Rubio has also been out front in taking seriously the questions of Russia’s involvement in the just concluded presidential election. Over the weekend, the Washington Post reported that the CIA‘s private conclusion that Russia’s activities were intended to tip the scales to help Trump. Senators from both sides the aisle says there will be a congressional investigation into that matter, but Rubio has been saying for months that he has concerns about possible Russian involvement.
While campaigning for re-election to the U.S. Senate in October, Rubio said, “We don’t want to be in a country where foreign governments are able to blackmail our officials or interfere with our politics.”
Not too many other Republicans were saying that two months ago, when the WikiLeaks dumps of emails from the Democratic National Committee and Hillary Clinton campaign chairman John Podesta were hurting the Democratic presidential nominee.

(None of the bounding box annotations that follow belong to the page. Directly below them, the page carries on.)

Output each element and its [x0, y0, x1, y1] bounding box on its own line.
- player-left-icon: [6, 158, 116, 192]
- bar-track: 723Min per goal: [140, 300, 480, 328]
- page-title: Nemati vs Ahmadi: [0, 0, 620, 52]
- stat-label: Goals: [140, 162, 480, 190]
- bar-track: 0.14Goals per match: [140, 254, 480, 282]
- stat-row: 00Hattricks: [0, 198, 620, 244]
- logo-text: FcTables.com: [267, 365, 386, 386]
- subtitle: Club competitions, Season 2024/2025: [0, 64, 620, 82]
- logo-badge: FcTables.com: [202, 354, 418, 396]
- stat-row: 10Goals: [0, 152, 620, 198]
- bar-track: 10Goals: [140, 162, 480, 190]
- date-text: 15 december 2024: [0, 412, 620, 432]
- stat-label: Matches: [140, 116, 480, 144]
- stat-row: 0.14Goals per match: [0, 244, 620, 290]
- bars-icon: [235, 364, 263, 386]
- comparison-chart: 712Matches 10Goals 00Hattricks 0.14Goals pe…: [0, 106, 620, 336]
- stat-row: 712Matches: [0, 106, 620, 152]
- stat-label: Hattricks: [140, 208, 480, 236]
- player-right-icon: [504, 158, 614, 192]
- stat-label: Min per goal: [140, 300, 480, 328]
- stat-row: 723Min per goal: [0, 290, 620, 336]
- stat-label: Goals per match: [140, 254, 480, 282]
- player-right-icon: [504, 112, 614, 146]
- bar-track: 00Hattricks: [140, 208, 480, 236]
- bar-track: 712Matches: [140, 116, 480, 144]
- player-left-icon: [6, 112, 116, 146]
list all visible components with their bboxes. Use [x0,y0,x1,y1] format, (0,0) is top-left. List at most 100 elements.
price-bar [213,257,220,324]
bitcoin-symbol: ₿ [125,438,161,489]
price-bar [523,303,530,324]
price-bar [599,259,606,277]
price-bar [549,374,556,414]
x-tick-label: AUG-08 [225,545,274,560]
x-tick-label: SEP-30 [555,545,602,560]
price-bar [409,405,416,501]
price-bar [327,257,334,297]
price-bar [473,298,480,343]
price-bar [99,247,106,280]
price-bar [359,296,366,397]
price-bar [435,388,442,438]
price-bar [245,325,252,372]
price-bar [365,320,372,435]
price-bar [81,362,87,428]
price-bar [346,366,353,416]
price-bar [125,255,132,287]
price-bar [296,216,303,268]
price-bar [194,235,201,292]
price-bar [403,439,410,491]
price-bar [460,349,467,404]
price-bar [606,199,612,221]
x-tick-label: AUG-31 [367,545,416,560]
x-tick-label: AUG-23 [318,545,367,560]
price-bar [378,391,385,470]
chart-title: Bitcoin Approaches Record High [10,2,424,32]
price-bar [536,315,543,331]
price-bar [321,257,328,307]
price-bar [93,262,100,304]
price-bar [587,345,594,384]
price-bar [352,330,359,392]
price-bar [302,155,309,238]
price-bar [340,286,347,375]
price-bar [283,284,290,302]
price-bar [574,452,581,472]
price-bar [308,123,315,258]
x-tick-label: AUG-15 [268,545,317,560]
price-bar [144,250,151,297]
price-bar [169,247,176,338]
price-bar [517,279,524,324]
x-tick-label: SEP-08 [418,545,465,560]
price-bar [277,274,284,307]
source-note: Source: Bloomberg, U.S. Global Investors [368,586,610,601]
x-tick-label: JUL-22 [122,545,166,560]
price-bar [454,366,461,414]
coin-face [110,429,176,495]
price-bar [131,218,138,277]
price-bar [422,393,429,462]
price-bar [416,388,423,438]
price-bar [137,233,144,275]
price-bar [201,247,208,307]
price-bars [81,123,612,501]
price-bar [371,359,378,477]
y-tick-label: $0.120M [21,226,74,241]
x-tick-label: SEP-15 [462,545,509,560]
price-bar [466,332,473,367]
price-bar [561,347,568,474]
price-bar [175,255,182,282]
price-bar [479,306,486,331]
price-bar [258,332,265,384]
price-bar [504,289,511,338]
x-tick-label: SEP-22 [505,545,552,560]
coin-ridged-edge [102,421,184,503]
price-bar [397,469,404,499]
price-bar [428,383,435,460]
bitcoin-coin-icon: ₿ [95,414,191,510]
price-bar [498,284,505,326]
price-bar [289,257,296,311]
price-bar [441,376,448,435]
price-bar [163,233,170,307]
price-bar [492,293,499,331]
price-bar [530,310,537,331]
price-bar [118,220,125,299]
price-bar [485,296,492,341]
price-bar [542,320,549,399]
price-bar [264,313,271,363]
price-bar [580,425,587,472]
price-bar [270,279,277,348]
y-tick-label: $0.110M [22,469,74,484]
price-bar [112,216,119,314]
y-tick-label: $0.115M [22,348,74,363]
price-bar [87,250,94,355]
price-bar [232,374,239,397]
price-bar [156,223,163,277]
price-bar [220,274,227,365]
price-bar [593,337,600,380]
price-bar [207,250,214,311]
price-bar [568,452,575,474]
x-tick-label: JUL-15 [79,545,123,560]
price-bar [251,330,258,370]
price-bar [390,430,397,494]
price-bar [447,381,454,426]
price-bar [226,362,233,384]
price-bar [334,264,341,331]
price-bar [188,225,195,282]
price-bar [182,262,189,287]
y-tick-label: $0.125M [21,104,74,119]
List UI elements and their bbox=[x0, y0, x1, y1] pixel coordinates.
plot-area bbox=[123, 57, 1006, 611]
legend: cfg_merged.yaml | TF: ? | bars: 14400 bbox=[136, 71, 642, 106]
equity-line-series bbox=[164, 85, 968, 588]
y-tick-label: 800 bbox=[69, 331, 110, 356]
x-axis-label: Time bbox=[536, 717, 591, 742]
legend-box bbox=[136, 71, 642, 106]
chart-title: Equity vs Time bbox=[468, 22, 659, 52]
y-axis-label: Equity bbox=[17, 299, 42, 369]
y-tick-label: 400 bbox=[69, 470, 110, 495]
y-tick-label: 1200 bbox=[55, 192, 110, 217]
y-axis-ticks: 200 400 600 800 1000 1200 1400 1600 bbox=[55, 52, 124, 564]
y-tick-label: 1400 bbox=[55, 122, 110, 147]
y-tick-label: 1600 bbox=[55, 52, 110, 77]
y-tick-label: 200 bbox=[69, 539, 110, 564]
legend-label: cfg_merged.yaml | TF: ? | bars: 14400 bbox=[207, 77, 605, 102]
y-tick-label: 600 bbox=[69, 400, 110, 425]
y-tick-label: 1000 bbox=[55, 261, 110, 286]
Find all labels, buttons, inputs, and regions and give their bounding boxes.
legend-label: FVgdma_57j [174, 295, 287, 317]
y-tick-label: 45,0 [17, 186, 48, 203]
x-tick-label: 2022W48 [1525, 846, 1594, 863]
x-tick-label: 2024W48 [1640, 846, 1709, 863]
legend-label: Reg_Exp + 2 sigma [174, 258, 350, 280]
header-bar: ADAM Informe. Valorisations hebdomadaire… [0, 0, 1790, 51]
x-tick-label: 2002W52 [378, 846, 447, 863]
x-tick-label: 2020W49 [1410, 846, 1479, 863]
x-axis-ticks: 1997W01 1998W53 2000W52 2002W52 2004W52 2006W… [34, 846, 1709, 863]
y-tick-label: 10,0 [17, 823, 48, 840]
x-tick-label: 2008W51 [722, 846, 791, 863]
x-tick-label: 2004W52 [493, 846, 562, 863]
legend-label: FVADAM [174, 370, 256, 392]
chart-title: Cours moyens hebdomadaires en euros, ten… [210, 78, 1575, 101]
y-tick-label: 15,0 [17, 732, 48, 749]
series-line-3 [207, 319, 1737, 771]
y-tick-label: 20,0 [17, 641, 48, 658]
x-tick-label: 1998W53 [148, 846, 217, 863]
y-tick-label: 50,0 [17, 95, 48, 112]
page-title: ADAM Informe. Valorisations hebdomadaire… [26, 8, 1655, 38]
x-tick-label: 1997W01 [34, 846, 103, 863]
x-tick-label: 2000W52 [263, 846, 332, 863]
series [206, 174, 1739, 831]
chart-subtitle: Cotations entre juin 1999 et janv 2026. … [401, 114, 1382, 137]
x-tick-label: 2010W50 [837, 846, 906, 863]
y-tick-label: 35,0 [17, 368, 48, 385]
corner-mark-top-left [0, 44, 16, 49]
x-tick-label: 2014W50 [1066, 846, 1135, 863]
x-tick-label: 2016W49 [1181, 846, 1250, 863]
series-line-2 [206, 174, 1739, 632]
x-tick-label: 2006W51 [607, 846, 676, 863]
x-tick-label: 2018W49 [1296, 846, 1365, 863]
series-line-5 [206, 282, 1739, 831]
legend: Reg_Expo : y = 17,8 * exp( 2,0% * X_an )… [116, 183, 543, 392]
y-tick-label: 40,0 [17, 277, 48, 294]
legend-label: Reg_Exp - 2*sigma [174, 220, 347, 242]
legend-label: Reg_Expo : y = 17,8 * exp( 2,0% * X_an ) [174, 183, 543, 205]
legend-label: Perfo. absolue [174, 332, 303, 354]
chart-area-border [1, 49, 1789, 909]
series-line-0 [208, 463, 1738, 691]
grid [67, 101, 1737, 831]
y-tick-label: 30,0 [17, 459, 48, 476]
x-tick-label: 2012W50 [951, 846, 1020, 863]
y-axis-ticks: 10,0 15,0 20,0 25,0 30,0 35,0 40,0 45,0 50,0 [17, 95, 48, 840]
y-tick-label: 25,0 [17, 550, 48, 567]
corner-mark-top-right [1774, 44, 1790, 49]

“Do we really want to live in a country where foreign intelligence agents can blackmail our public officials if they threaten that if we don’t do what they want, they’re going to release your daughter’s emails, or your son’s emails, or your wife’s emails?” Rubio said. “Today it’s [Democrats]. Tomorrow it could be us. Or everyone for that matter.”
“This is what Vladimir Putin does to the former Soviet republics: he blackmails leaders and interferes with their elections,” Rubio added. “This is not a Republican or Democratic issue. This is an American issue.”
Undoubtedly, there should be plenty of tough questions coming from the Florida senator when Tillerson comes before the Senate Foreign Relations Committee next month.